Repetir juicios
Las dictaduras caen tarde o temprano, por lo menos en Europa, que es en donde estamos. Todas han fenecido excepto una, que de esta forma confirma la regla.
La democracia adulterada es el peor de los sistemas posibles, ya que su entramado es diabólico. Además, nunca desde el exterior se ayudará ningún cambio que sirva de ejemplo para la mayoría de la población. A la UE le interesan estados a-democráticos, lo mismo que partidos criminales, para implementar sus exigencias de forma sibilina.
La democracia al uso es la hipocresía en toda su dimensión.
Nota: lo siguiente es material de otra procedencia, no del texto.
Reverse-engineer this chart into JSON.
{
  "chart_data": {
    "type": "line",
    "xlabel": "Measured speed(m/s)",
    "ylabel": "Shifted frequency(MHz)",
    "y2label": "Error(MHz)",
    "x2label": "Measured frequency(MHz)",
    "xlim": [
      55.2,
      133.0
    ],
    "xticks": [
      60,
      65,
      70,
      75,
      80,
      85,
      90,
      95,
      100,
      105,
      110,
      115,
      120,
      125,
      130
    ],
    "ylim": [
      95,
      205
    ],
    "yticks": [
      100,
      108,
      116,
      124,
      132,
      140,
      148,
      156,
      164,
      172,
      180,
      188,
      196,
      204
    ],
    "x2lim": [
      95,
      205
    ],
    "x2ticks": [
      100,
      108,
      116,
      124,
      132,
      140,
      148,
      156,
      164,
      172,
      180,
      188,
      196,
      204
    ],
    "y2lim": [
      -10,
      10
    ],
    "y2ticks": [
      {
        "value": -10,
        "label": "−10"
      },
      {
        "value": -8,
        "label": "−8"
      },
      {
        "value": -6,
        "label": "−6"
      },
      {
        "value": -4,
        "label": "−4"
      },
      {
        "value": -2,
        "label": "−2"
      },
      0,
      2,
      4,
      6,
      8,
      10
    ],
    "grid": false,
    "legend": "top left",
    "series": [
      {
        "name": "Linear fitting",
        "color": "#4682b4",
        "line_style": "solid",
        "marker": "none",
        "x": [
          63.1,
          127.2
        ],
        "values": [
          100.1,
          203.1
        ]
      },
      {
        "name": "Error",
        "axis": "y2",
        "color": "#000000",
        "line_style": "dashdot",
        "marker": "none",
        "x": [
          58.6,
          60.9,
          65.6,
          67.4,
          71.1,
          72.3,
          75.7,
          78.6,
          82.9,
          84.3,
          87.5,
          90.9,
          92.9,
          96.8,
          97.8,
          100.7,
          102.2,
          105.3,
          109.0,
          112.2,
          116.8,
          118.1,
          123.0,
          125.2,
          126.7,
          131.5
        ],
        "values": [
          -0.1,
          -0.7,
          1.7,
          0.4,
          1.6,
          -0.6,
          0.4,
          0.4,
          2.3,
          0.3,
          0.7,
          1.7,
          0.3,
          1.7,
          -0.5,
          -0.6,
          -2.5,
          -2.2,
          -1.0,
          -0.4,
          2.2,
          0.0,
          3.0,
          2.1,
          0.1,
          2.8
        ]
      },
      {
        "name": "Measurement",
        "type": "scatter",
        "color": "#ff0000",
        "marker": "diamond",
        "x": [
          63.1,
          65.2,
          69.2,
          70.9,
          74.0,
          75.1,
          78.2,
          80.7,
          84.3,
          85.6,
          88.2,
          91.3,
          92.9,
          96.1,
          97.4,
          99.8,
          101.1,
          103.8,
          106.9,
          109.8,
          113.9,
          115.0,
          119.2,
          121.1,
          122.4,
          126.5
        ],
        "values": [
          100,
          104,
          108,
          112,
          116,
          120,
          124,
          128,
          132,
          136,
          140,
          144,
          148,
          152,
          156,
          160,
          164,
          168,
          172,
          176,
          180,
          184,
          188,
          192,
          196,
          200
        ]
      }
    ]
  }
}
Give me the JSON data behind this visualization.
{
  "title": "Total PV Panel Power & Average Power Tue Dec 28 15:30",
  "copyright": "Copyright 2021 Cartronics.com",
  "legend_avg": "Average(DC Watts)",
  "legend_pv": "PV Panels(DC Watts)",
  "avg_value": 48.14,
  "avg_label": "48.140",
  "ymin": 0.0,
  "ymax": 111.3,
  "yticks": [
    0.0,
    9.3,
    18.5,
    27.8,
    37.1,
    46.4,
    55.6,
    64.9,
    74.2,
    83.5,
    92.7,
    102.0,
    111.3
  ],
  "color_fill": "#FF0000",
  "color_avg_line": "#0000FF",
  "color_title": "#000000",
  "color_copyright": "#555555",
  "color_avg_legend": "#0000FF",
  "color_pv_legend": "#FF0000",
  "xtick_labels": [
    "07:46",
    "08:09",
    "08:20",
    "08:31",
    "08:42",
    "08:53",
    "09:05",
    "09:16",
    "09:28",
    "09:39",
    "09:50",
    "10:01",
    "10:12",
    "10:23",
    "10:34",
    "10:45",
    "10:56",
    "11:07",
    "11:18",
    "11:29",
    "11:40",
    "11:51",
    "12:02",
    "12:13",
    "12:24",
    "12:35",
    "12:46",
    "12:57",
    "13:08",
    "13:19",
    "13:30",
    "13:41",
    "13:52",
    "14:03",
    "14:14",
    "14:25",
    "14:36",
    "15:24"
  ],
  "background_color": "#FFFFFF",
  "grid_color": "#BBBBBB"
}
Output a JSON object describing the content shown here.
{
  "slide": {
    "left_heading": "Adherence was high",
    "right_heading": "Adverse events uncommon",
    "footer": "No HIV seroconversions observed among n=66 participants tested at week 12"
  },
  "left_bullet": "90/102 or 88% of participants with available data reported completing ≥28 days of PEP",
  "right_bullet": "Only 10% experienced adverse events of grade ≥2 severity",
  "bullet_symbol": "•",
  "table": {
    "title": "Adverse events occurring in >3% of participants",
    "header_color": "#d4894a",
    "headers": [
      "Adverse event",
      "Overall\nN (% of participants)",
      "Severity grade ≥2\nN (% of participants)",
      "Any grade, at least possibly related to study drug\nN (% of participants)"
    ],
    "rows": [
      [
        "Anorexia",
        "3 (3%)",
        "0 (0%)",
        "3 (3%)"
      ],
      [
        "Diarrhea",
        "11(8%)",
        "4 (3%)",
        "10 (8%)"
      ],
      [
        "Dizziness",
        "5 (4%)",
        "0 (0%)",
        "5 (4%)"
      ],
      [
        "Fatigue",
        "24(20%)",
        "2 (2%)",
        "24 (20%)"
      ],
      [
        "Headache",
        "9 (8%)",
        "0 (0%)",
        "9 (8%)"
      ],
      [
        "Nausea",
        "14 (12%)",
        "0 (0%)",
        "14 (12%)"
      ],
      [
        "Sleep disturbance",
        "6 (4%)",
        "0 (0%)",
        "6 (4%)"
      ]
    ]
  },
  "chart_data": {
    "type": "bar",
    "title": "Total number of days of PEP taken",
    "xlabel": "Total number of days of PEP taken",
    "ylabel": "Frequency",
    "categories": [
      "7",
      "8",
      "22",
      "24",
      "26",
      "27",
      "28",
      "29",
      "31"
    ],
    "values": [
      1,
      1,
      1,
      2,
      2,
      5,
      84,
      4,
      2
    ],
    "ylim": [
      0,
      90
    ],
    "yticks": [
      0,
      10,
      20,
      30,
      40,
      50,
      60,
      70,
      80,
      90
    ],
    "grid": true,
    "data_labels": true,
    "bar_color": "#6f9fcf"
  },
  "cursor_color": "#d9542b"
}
Por fortuna cada vez más ciudadanos ven de qué va el percal en el que la ciudadanía es una mera comparsa. ¿Controlan los ciudadanos al ejército, al sistema judicial, al legislativo, a las fuerzas de represión, a su propia cultura? Con toda rotundidad no, ni por asomo.
Las elecciones son la fiesta de toda esta comedia miserable y criminal. El objetivo urgente es desmontar todo este entramado cínico, corruptor e inservible para la mínima decencia. Pensar en cambiarlo con los votos es estúpido. Los cambios son relación de fuerzas y nunca llegan ni llegarán por los votos, en las circunstancias actuales.
Por eso repetir juicios, como repetir referendos, es algo intrínseco respecto a los que dominan los resortes del tinglado democrático.
No se quiere cambiar por la sencilla razón que hay un grupo que vive muy bien de toda esta superchería. Ir contra esta democracia, es lo mismo que ir contra la vida, a pesar que se muera en la clandestinidad, en los hospitales, como consecuencia de este "maravilloso" sistema de vida que nos ofrece una democracia inexistente, arropada por una partidocracia, que juega con unas reglas impuestas e inamovibles, impidiendo la menor posibilidad de cambio.